Машины уже прошли, дорога пуста и можно переходить к остановке. Но автобус покажется еще не скоро, а девочке холодно: она стоит, втянув плечи, экономит тепло. Большие холодные рукавицы и войлочные сапожки, должно быть, простыли насквозь. Мне бы сейчас расстегнуть шубу да спрятать девочку у своего живота, у тепла, обнять и угреть, — но как то будет выглядеть посреди общего спокойствия? — вокруг спешат озабоченные люди, переходят улицу, грамотно оглядываясь сперва влево, потом вправо; скользят взгляды, ни на чем не останавливаясь. Ни бомбежки, ни опасности — и вдруг мой спасательский порыв? Да сама девочка напугалась бы.
А может, мужики все-таки при ней? Один из них остановил прохожего и уточняет дорогу, а мерзлая девочка ждет.
Но нет же, — убеждаюсь я, еще раз присмотревшись: — они ей чужие, не оглядываются на нее, и она от них ничего не ждет. Тоскливо прищуренные девочкины глаза — вообще мимо людей.
И вот я уже почти пошла к ней...
И тут мужички-завхозы, видимо, что-то решили наконец, определились с дорогой и двинулись через сквер. И девочка потрусила следом за ними. Один из завхозов, вспомнив о ней, запоздало оглянулся, кивнул неохотно и как бы с гадливостью: мол, пошли. Но она уже и так шла, шагала, отрывисто семеня, вжав холодные плечи, а я, обернувшись, смотрела, как она идет колючей своей маленькой походкой, почти негнущимися ногами, а мужики впереди разговаривают между собой, и теперь стало видно, что вообще-то они эту девочку чувствуют при себе, но не с опекой чувствуют, а с досадой, как обузу, и один еще раз оглянулся, чтобы убедиться: идет, не потерялась, да и куда она денется!

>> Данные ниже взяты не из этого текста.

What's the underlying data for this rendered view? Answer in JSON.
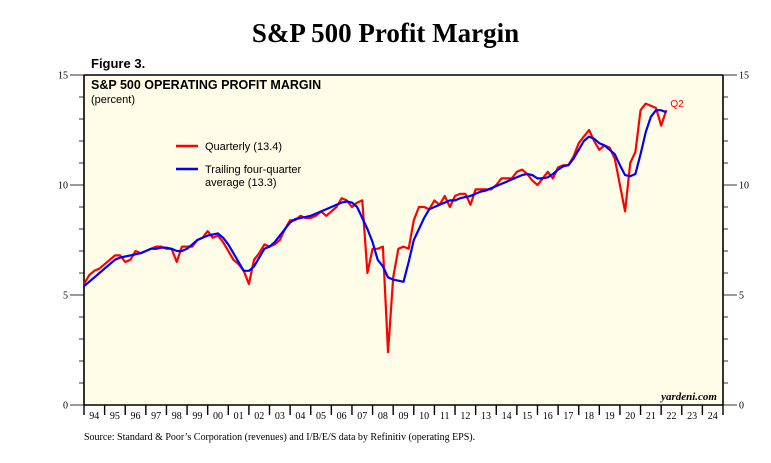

Побегу сейчас, догоню, отберу, закричу, как смеют они так не жалеть этого чужого, казенно порученного им ребенка — видимо, повезли в детдом сдавать, а в деревне померла ее мать-одиночка.
Но пока я наполнялась решимостью, подошел автобус, и если я пропущу и этот — все, конец, ведь а к а д е м и к же, время у него д о р о г о е, а я тут гоняюсь по улицам за завхозами, спасая сирот.
Да и замерзшая эта тоскливая девочка уже скрылась за спинами горожан в морозной мгле, и когда автобус наш уже поехал, вот тогда только решимость моя дошла до полного убеждения, и тут бы закричать, остановить автобус, выскочить, побежать, отнять!
Но лица у пассажиров такие сонно-спокойные, мой крик наделал бы переполоху в битком набитом автобусе — и все до единого обернулись бы ко мне, да и где уж теперь догонять — мы отъехали далеко.
Бросила девочку, бросила! — чуть не заплакала я.
Но ничего...
Академик оказался занят чем-то более интересным, чем я, и вместо себя прислал секретаршу — секретарша забрала у меня папку и спросила, не надо ли передать что-нибудь ему на словах.